Updating Terraformed GKE clusters via a GitOps Workflow
Updating Terraformed GKE clusters via a GitOps Workflow
This will show you how to update your GKE cluster through a GitOps workflow and shows you how to update the clusters in a safe way.
This is based on managing a GKE cluster via Terraform from this project: kubernetes-ops
masters on auto upgrade?
No
nodes on auto upgrade?
This is set to disabled
How to roll in a master upgrade via terraform?

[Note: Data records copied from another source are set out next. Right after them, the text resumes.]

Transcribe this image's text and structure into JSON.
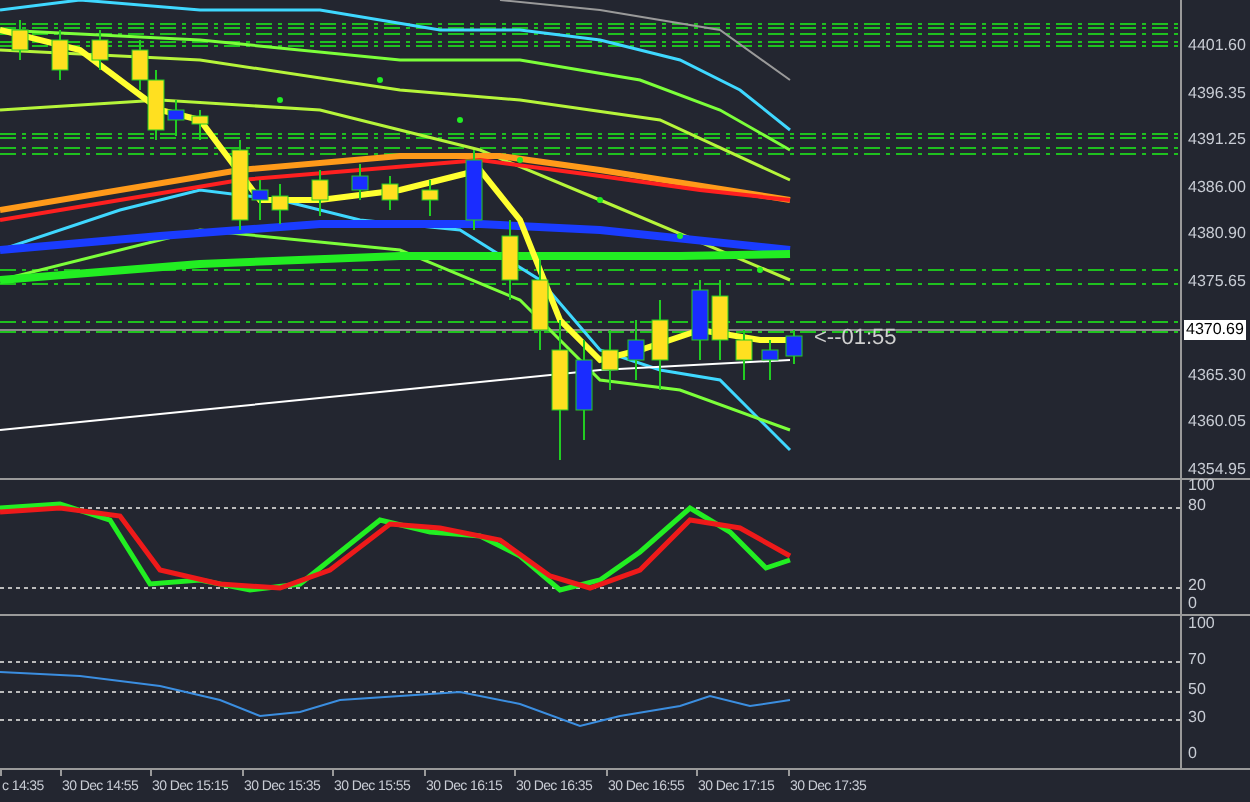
{
  "price_axis": {
    "labels": [
      "4401.60",
      "4396.35",
      "4391.25",
      "4386.00",
      "4380.90",
      "4375.65",
      "4365.30",
      "4360.05",
      "4354.95"
    ],
    "current_price": "4370.69"
  },
  "timer": "<--01:55",
  "stochastic": {
    "axis_labels": [
      "100",
      "80",
      "20",
      "0"
    ]
  },
  "rsi": {
    "axis_labels": [
      "100",
      "70",
      "50",
      "30",
      "0"
    ]
  },
  "time_axis": {
    "labels": [
      "c 14:35",
      "30 Dec 14:55",
      "30 Dec 15:15",
      "30 Dec 15:35",
      "30 Dec 15:55",
      "30 Dec 16:15",
      "30 Dec 16:35",
      "30 Dec 16:55",
      "30 Dec 17:15",
      "30 Dec 17:35"
    ]
  }
}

Updating the masters min version
from: 1.12.10-gke.15 to 1.13.11-gke.5
Checking the version our cluster and nodes are currently at:
$ gcloud container clusters list
NAME LOCATION MASTER_VERSION MASTER_IP MACHINE_TYPE NODE_VERSION NUM_NODES STATUS
gcp-staging us-central1 1.12.10-gke.15 34.70.108.205 n1-standard-2 1.12.10-gke.15 3 RUNNING
$ kubectl get nodes
NAME STATUS ROLES AGE VERSION
gke-gcp-staging-generic-1-0364f8f0-x9sg Ready <none> 5m33s v1.12.10-gke.15
gke-gcp-staging-generic-1-998bcf48-58c1 Ready <none> 5m38s v1.12.10-gke.15
gke-gcp-staging-generic-1-be76e357-npl2 Ready <none> 5m38s v1.12.10-gke.15
$ kubectl version
Client Version: version.Info{Major:"1", Minor:"16", GitVersion:"v1.16.2", GitCommit:"c97fe5036ef3df2967d086711e6c0c405941e14b", GitTreeState:"clean", BuildDate:"2019-10-15T19:18:23Z", GoVersion:"go1.12.10", Compiler:"gc", Platform:"linux/amd64"}
Server Version: version.Info{Major:"1", Minor:"12+", GitVersion:"v1.12.10-gke.15", GitCommit:"7b5157a7c600aa8ee6e2b36b56c478e030d5bfe2", GitTreeState:"clean", BuildDate:"2019-10-07T20:39:12Z", GoVersion:"go1.11.13b4", Compiler:"gc", Platform:"linux/amd64"}
Updating the Terraform:
$ terragrunt apply
[terragrunt] 2019/11/05 16:40:02 Running command: terraform apply
data.google_compute_network.main-network: Refreshing state...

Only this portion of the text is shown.